When do you think Jim Schutze will die?

That f—er will never die. He will not. I’m relieved he’s still here and still sharp. 

How long before the Observer goes digital only?

Never. Over my dead body. The print version is a big part of what the Observer is. We are literally on the street.

You wrote a book about sunflowers called Sunflowers: The Secret History. How did that happen?

I was looking around for book ideas. I started looking at the Chicago commodities exchange. I thought, There’s got to be something that has an inherent narrative appeal, some sort of hidden world. If they can write a book about cod, then there’s gotta be other stuff. And I learned that we were exporting oil to Saudi Arabia, and it was sunflower oil. That’s what did it. The history of sunflowers has a narrative arc. Native to North America, discovered by Europeans, dragged across to Europe, then to Russia, where Peter the Great gets involved. There’s a lot of great science, a lot of anthropology. There have been a lot of fantastically evil people who used sunflowers to get ahead, including Osama bin Laden.

You moved to New York not too long before 9/11, and you covered it. How did that experience affect how you approach your job and life in general?

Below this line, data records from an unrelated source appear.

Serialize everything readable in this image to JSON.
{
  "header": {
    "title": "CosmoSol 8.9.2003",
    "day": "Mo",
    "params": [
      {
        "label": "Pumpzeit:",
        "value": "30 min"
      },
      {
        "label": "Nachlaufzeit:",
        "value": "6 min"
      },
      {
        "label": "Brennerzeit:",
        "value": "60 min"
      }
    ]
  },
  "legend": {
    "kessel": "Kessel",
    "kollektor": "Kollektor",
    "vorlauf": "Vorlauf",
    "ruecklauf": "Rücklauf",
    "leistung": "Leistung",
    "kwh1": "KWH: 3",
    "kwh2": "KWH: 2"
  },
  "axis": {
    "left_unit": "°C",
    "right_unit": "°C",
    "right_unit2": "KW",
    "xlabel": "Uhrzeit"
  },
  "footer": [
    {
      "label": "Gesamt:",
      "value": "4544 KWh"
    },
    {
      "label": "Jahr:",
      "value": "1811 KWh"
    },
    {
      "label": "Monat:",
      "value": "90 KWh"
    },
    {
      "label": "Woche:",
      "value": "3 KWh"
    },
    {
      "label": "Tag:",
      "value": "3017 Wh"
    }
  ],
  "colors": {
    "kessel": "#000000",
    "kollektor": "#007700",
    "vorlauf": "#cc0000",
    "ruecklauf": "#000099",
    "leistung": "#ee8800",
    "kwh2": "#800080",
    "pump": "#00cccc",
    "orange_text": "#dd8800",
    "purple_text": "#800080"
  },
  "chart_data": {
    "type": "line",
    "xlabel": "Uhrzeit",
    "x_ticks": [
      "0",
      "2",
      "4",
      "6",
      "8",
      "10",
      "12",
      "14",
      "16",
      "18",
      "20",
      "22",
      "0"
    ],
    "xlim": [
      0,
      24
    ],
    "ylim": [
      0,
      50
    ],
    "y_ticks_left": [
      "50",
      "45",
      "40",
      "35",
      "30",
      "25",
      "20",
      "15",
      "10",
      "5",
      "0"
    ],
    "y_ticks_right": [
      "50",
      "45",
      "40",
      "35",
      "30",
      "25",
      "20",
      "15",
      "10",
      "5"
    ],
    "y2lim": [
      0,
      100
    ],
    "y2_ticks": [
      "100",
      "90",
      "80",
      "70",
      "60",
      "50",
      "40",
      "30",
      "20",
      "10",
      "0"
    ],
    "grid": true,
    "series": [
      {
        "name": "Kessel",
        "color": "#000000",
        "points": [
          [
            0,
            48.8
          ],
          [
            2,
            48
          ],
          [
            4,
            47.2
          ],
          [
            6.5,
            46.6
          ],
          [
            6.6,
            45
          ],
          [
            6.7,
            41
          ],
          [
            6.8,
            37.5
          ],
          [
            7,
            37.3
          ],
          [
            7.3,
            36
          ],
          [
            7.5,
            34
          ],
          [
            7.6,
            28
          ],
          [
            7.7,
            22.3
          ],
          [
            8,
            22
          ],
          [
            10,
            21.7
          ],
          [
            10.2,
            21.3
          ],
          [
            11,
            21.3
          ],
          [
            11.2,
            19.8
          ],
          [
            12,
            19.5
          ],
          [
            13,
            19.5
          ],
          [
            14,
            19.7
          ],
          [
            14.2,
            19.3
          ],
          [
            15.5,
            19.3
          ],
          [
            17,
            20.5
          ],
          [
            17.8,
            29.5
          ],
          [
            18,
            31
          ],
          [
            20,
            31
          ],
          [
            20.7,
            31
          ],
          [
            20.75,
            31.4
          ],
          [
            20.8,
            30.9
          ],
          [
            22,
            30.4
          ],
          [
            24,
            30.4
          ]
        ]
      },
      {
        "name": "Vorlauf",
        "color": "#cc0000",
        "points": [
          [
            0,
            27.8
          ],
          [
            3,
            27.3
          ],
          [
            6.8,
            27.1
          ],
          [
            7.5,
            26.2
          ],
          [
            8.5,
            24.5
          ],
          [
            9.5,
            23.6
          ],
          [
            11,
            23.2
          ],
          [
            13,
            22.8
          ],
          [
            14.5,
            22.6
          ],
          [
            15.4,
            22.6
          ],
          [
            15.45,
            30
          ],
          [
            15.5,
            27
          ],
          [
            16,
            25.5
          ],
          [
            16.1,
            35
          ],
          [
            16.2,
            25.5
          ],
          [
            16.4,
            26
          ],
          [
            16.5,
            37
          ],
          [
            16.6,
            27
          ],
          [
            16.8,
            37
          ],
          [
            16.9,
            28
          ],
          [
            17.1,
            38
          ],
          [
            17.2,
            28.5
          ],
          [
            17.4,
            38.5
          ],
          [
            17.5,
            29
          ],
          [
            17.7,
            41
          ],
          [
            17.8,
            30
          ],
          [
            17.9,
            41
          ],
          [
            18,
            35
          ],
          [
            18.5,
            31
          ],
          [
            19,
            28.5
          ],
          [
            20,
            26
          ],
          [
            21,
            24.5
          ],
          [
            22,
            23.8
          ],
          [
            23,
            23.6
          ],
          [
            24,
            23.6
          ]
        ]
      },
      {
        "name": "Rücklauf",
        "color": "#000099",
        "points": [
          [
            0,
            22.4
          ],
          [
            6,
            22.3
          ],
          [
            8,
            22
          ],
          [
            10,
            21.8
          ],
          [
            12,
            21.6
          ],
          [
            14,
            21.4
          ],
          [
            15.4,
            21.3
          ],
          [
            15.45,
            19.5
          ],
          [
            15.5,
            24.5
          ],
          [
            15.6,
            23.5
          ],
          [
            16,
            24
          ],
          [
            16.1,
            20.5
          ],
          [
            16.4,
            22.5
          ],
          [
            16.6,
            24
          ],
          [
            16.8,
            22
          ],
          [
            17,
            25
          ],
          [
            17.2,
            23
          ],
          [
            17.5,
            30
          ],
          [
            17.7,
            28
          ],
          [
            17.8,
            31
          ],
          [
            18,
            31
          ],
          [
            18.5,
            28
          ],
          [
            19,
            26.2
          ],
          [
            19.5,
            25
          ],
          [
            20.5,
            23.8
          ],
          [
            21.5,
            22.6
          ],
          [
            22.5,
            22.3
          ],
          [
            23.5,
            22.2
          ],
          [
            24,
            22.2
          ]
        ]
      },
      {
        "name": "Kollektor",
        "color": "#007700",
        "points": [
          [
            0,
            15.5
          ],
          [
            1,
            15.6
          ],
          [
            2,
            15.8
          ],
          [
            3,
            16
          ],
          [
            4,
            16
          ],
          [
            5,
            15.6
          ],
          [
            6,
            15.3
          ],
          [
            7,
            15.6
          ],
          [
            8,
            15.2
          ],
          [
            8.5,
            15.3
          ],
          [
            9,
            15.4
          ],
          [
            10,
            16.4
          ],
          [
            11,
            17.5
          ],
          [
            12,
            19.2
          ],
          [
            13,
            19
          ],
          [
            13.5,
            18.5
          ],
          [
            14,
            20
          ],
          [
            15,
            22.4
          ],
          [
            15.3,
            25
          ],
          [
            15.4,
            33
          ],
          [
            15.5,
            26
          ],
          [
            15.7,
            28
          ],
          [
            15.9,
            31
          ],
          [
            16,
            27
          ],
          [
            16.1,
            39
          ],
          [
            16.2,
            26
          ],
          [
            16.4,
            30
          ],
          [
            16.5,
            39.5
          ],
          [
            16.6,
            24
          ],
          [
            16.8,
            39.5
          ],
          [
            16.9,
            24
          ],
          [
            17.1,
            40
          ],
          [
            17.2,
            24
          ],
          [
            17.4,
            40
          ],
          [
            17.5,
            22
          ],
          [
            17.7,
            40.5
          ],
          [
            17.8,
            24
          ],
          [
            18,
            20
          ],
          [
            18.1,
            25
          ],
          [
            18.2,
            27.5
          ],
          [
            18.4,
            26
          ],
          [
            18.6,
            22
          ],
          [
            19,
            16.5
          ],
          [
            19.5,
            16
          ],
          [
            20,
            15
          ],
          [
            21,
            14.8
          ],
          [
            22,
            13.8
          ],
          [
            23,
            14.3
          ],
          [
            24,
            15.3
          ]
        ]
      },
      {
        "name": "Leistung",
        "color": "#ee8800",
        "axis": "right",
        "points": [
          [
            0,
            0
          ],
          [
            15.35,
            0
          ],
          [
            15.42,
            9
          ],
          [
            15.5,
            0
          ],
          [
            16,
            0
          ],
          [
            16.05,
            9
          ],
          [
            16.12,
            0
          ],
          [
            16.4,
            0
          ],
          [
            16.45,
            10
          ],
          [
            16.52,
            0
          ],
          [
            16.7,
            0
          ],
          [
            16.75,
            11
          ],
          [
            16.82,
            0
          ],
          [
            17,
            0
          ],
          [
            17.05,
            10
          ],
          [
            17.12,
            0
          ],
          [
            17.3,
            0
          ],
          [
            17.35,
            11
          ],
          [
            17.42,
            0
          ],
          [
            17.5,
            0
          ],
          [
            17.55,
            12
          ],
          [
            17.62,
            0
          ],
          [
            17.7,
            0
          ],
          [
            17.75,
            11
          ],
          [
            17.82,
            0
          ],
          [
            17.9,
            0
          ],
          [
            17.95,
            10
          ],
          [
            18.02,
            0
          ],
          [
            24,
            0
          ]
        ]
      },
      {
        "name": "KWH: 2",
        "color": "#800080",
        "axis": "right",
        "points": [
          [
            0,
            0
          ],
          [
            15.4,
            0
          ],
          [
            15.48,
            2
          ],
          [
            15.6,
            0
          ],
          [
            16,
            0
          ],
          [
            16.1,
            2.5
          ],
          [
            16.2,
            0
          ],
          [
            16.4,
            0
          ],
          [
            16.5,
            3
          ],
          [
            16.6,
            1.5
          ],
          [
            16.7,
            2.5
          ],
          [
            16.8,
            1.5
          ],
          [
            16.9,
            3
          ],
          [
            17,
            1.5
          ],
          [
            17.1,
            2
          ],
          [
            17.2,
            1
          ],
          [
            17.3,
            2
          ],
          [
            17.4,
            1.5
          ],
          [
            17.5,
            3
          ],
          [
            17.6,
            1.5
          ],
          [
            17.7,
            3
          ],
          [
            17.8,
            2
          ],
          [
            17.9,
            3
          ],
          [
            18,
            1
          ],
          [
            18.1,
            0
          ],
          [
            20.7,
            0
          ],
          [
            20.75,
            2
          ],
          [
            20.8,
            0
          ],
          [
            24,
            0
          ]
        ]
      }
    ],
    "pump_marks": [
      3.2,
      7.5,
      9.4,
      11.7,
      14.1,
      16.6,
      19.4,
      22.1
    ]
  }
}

I walked into Time magazine and offered my services as a freelancer. I met Howard Chua-Eoan, the news director, because we had a mutual friend. He said, “We don’t know when we’ll use you, but when something comes up, we’ll call.” That was the Thursday before 9/11. I got there right as the second tower fell. There was this moment where I had to decide whether to put the notepad down and volunteer or just lurk on the sidelines and gawk. I had some first aid training, so they put me on a bleed team, which is exactly what it sounds like. And then I got back to the apartment, sat down, and wrote all of it out in time to file the story to Howard. That got me hipped on national defense and security reporting. That’s how I moved to D.C. and worked for National Defense magazine and got involved with Smithsonian Air & Space. It still colors my judgment on things. I tend to describe things in military terms. It was probably the most influential thing that has ever happened to me.